Core Concepts
1. AI Model Deployment
What is AI model deployment?
AI model deployment is the process of taking a trained model (e.g., a .pt, .safetensors, .bin, or custom asset) and making it usable in the real world.
Typical deployment includes:
packaging model files
provisioning compute resources
handling Python environments and dependencies
exposing an API endpoint
managing versions
scaling the model for multiple users
handling retries, logging, timeouts, and errors
securing access
storing assets
monitoring usage
In most platforms, deployment is the hardest and most DevOps-heavy part of running AI.
How deployment works in Norman?
Norman automates the entire deployment lifecycle.
When you call:
Norman handles:
Asset ingestion → stores your model files securely
Configuration parsing → inputs, outputs, encodings, metadata
Automatic versioning
Dependency environment setup (per model)
Containerization & preparation
Routing into the Compute service
API availability → instantly invokable
Management & visibility in your Models Library
You never configure servers, build images, or write YAML. You simply upload the model - Norman deploys it.
AI Model Inference
What is AI model inference?
AI inference is the process of running a deployed model on input data to produce an output.
Common examples:
Sending an image → getting a classification
Sending text → receiving a completion
Uploading audio → receiving a transcription
Sending tensors → receiving tensors
Inference must be fast, reliable, reproducible, scalable and traceable.
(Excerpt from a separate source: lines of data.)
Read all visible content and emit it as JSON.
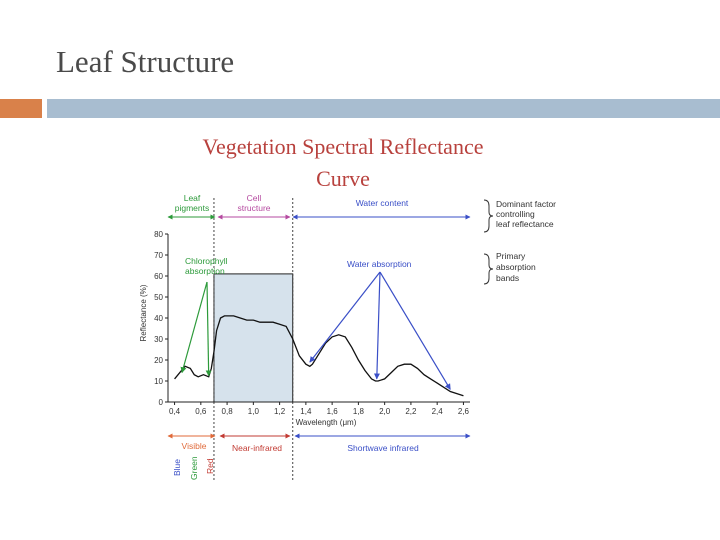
{
  "slide": {
    "title": "Leaf Structure"
  },
  "colors": {
    "accent_orange": "#d9814a",
    "accent_blue": "#a8bdd0",
    "green": "#2c9a3a",
    "purple": "#b54aa0",
    "blue": "#3a4fc7",
    "red": "#c23b33",
    "orange": "#e06a3a"
  },
  "chart_data": {
    "type": "line",
    "title_line1": "Vegetation Spectral Reflectance",
    "title_line2": "Curve",
    "xlabel": "Wavelength (μm)",
    "ylabel": "Reflectance (%)",
    "xlim": [
      0.35,
      2.65
    ],
    "ylim": [
      0,
      80
    ],
    "x_ticks": [
      "0,4",
      "0,6",
      "0,8",
      "1,0",
      "1,2",
      "1,4",
      "1,6",
      "1,8",
      "2,0",
      "2,2",
      "2,4",
      "2,6"
    ],
    "y_ticks": [
      "0",
      "10",
      "20",
      "30",
      "40",
      "50",
      "60",
      "70",
      "80"
    ],
    "x_tick_values": [
      0.4,
      0.6,
      0.8,
      1.0,
      1.2,
      1.4,
      1.6,
      1.8,
      2.0,
      2.2,
      2.4,
      2.6
    ],
    "y_tick_values": [
      0,
      10,
      20,
      30,
      40,
      50,
      60,
      70,
      80
    ],
    "series": [
      {
        "x": [
          0.4,
          0.44,
          0.48,
          0.52,
          0.55,
          0.58,
          0.62,
          0.66,
          0.68,
          0.7,
          0.72,
          0.75,
          0.78,
          0.85,
          0.9,
          0.95,
          1.0,
          1.05,
          1.1,
          1.15,
          1.2,
          1.25,
          1.3,
          1.35,
          1.4,
          1.43,
          1.45,
          1.5,
          1.55,
          1.6,
          1.65,
          1.7,
          1.75,
          1.8,
          1.85,
          1.9,
          1.93,
          1.95,
          2.0,
          2.05,
          2.1,
          2.15,
          2.2,
          2.25,
          2.3,
          2.35,
          2.4,
          2.45,
          2.5,
          2.55,
          2.6
        ],
        "y": [
          11,
          14,
          17,
          16,
          13,
          12,
          13,
          12,
          16,
          24,
          34,
          40,
          41,
          41,
          40,
          39,
          39,
          38,
          38,
          38,
          37,
          36,
          30,
          22,
          18,
          17,
          18,
          23,
          28,
          31,
          32,
          31,
          26,
          20,
          15,
          11,
          10,
          10,
          11,
          14,
          17,
          18,
          18,
          16,
          13,
          11,
          9,
          7,
          5,
          4,
          3
        ]
      }
    ],
    "highlight_region": [
      0.7,
      1.3
    ],
    "regions_top": [
      {
        "label_line1": "Leaf",
        "label_line2": "pigments",
        "x_range": [
          0.4,
          0.7
        ]
      },
      {
        "label_line1": "Cell",
        "label_line2": "structure",
        "x_range": [
          0.7,
          1.3
        ]
      },
      {
        "label_line1": "Water content",
        "label_line2": "",
        "x_range": [
          1.3,
          2.6
        ]
      }
    ],
    "side_notes": [
      {
        "lines": [
          "Dominant factor",
          "controlling",
          "leaf reflectance"
        ]
      },
      {
        "lines": [
          "Primary",
          "absorption",
          "bands"
        ]
      }
    ],
    "annotations": [
      {
        "line1": "Chlorophyll",
        "line2": "absorption"
      },
      {
        "line1": "Water absorption",
        "line2": ""
      }
    ],
    "bands_bottom": [
      {
        "label": "Visible",
        "x_range": [
          0.4,
          0.7
        ]
      },
      {
        "label": "Near-infrared",
        "x_range": [
          0.7,
          1.3
        ]
      },
      {
        "label": "Shortwave infrared",
        "x_range": [
          1.3,
          2.6
        ]
      }
    ],
    "visible_colors": [
      "Blue",
      "Green",
      "Red"
    ]
  }
}
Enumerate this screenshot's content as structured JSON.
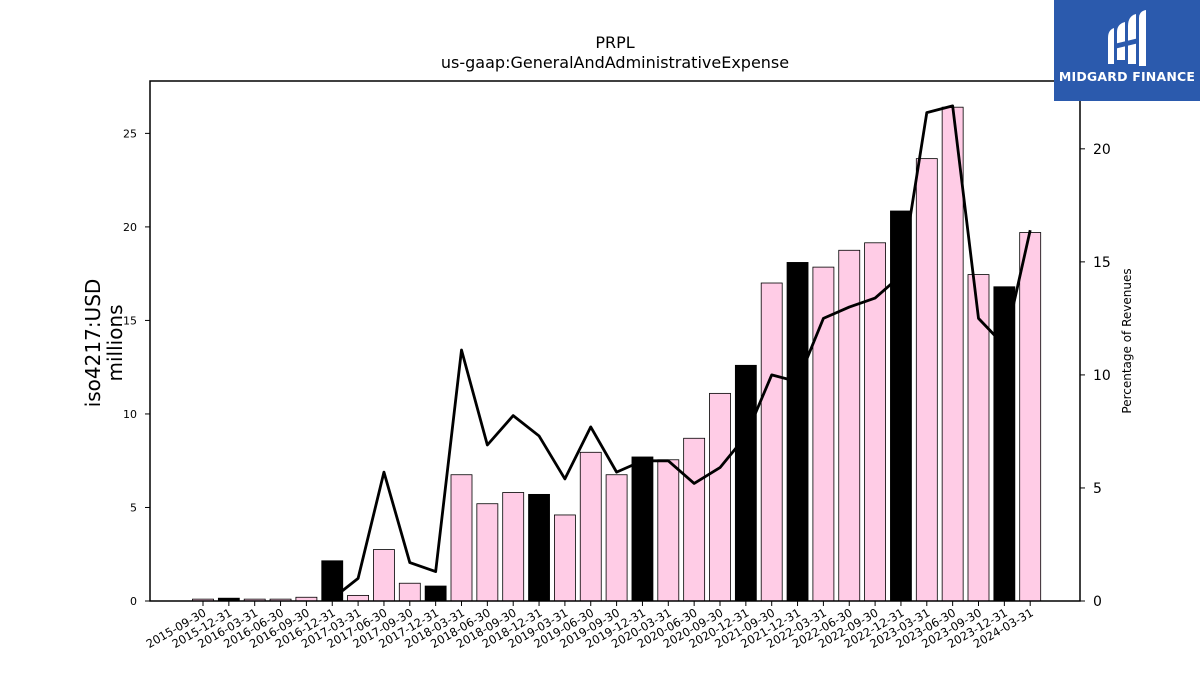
{
  "chart_data": {
    "type": "bar",
    "title": "PRPL",
    "subtitle": "us-gaap:GeneralAndAdministrativeExpense",
    "ylabel": "iso4217:USD\nmillions",
    "y2label": "Percentage of Revenues",
    "ylim": [
      0,
      27.8
    ],
    "y2lim": [
      0,
      23.0
    ],
    "yticks": [
      0,
      5,
      10,
      15,
      20,
      25
    ],
    "y2ticks": [
      0,
      5,
      10,
      15,
      20
    ],
    "categories": [
      "2015-09-30",
      "2015-12-31",
      "2016-03-31",
      "2016-06-30",
      "2016-09-30",
      "2016-12-31",
      "2017-03-31",
      "2017-06-30",
      "2017-09-30",
      "2017-12-31",
      "2018-03-31",
      "2018-06-30",
      "2018-09-30",
      "2018-12-31",
      "2019-03-31",
      "2019-06-30",
      "2019-09-30",
      "2019-12-31",
      "2020-03-31",
      "2020-06-30",
      "2020-09-30",
      "2020-12-31",
      "2021-09-30",
      "2021-12-31",
      "2022-03-31",
      "2022-06-30",
      "2022-09-30",
      "2022-12-31",
      "2023-03-31",
      "2023-06-30",
      "2023-09-30",
      "2023-12-31",
      "2024-03-31"
    ],
    "series": [
      {
        "values": [
          0.1,
          0.15,
          0.1,
          0.1,
          0.2,
          2.15,
          0.3,
          2.75,
          0.95,
          0.8,
          6.75,
          5.2,
          5.8,
          5.7,
          4.6,
          7.95,
          6.75,
          7.7,
          7.55,
          8.7,
          11.1,
          12.6,
          17.0,
          18.1,
          17.85,
          18.75,
          19.15,
          20.85,
          23.65,
          26.4,
          17.45,
          16.8,
          19.7
        ],
        "annual": [
          false,
          true,
          false,
          false,
          false,
          true,
          false,
          false,
          false,
          true,
          false,
          false,
          false,
          true,
          false,
          false,
          false,
          true,
          false,
          false,
          false,
          true,
          false,
          true,
          false,
          false,
          false,
          true,
          false,
          false,
          false,
          true,
          false
        ]
      },
      {
        "axis": "right",
        "type": "line",
        "values": [
          null,
          null,
          null,
          null,
          null,
          0.1,
          1.0,
          5.7,
          1.7,
          1.3,
          11.1,
          6.9,
          8.2,
          7.3,
          5.4,
          7.7,
          5.7,
          6.2,
          6.2,
          5.2,
          5.9,
          7.3,
          10.0,
          9.7,
          12.5,
          13.0,
          13.4,
          14.4,
          21.6,
          21.9,
          12.5,
          11.3,
          16.4
        ]
      }
    ],
    "colors": {
      "quarter_bar": "#ffcce6",
      "annual_bar": "#000000",
      "bar_edge": "#000000",
      "line": "#000000"
    },
    "legend": "none",
    "grid": false
  },
  "logo": {
    "text": "MIDGARD FINANCE",
    "icon": "midgard-logo-icon",
    "bg": "#2b5aad"
  }
}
Most real-world systems require queues, workers, file storage, and output routing.
How inference works in Norman
Norman turns inference into a single API call:
response = await norman.invoke({ "model_name": "image_reverser_model", "inputs": [ {"display_title": "Input", "data": "/path/to/file.png"} ] })
Behind the scenes Norman handles:
File upload/push (images, audio, text, tensors, etc.)
Task creation and scheduling
Execution inside the model’s environment
Deployment on CPU or GPU depending on model requirements
Automatic autoscaling based on load
Streaming logs and intermediate events
Output storage
Binary return via the SDK
Every invocation is fully tracked, observable, and saved for later inspection.
No infrastructure, no batching logic, no queue management — Norman abstracts all of it.